Court documents say Tavale admitted his son was injured in the car he was driving, when he accidentally hit the brakes. The one-year old was not wearing a seat belt.

The defendant also admitted that he accidentally slapped his son hard several times prior to the incident.

Tavale is out on bail of $15,000, and will be appearing in court for his change of plea on September 18, 2012.


A couple held on $10,000 bail for each defendant has denied the charges against them when they appeared in the High Court Monday morning. The defendants are represented by Fiti Sunia while prosecuting is Deputy Attorney General Mitzie Jessop.

Mr. and Mrs. Malae entered not guilty pleas to the charges of tampering with witnesses and concealing the offense.

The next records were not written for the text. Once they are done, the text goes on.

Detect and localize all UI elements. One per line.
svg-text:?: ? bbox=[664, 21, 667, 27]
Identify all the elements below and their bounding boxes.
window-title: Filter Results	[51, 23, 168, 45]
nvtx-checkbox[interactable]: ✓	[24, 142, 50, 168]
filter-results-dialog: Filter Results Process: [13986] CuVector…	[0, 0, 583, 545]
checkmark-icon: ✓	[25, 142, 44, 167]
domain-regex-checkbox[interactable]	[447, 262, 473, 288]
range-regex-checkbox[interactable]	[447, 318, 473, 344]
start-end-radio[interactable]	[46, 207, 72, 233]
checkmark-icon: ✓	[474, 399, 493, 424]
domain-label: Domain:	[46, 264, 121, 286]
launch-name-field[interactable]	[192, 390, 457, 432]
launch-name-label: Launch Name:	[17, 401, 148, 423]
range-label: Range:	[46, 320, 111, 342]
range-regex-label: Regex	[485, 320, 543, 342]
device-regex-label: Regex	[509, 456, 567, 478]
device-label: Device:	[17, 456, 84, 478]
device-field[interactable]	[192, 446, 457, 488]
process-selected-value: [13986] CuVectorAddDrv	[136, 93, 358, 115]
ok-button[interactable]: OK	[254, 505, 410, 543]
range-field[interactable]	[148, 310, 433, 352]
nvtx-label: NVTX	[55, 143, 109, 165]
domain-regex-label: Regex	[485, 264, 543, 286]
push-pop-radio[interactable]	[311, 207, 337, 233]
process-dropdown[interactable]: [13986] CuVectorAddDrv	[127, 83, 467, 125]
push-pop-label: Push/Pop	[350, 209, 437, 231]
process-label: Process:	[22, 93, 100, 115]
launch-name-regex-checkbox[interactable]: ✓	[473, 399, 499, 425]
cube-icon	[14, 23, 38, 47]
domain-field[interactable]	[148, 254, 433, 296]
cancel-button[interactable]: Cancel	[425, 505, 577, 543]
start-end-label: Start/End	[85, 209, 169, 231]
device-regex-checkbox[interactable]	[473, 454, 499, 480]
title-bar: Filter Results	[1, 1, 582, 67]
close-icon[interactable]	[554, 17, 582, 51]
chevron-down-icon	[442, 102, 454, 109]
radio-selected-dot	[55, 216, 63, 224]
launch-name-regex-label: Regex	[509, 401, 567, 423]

The charges stem from allegations that Tau Malae and his wife Miracle Malae removed two girls from the territory who are alleged victims in a sexually related case that is pending in the High Court against Tau Malae.

Each charge is a class D felony, punishable by imprisonment up to five years, a $5,000 fine, or both.

The government’s first case against Tau Malae was scheduled to go to trial earlier this month, however the government moved to postpone the jury trial given that the government has charged the defendant and his wife with new criminal charges, alleging that the  couple had removed the victims from the territory and relocated them in Samoa.

The government’s first case against Mr. Malae accuses him of performing sexual acts with his wife’s two nieces last year where he’s facing charges of sodomy, two charges of first degree sexual abuse, two counts of deviate sexual assault and rape in the first matter.

In the new case against Mr. and Mrs. Malae, court filing says Mrs. Malae paid for two one-way tickets for the victims. Court affidavits state that despite the fact that the government had in their possession the travel documents of the victims, new travel documents were applied for and had been obtained for them.

Pre-trial conference date for this new case has been set for October 15, 2012.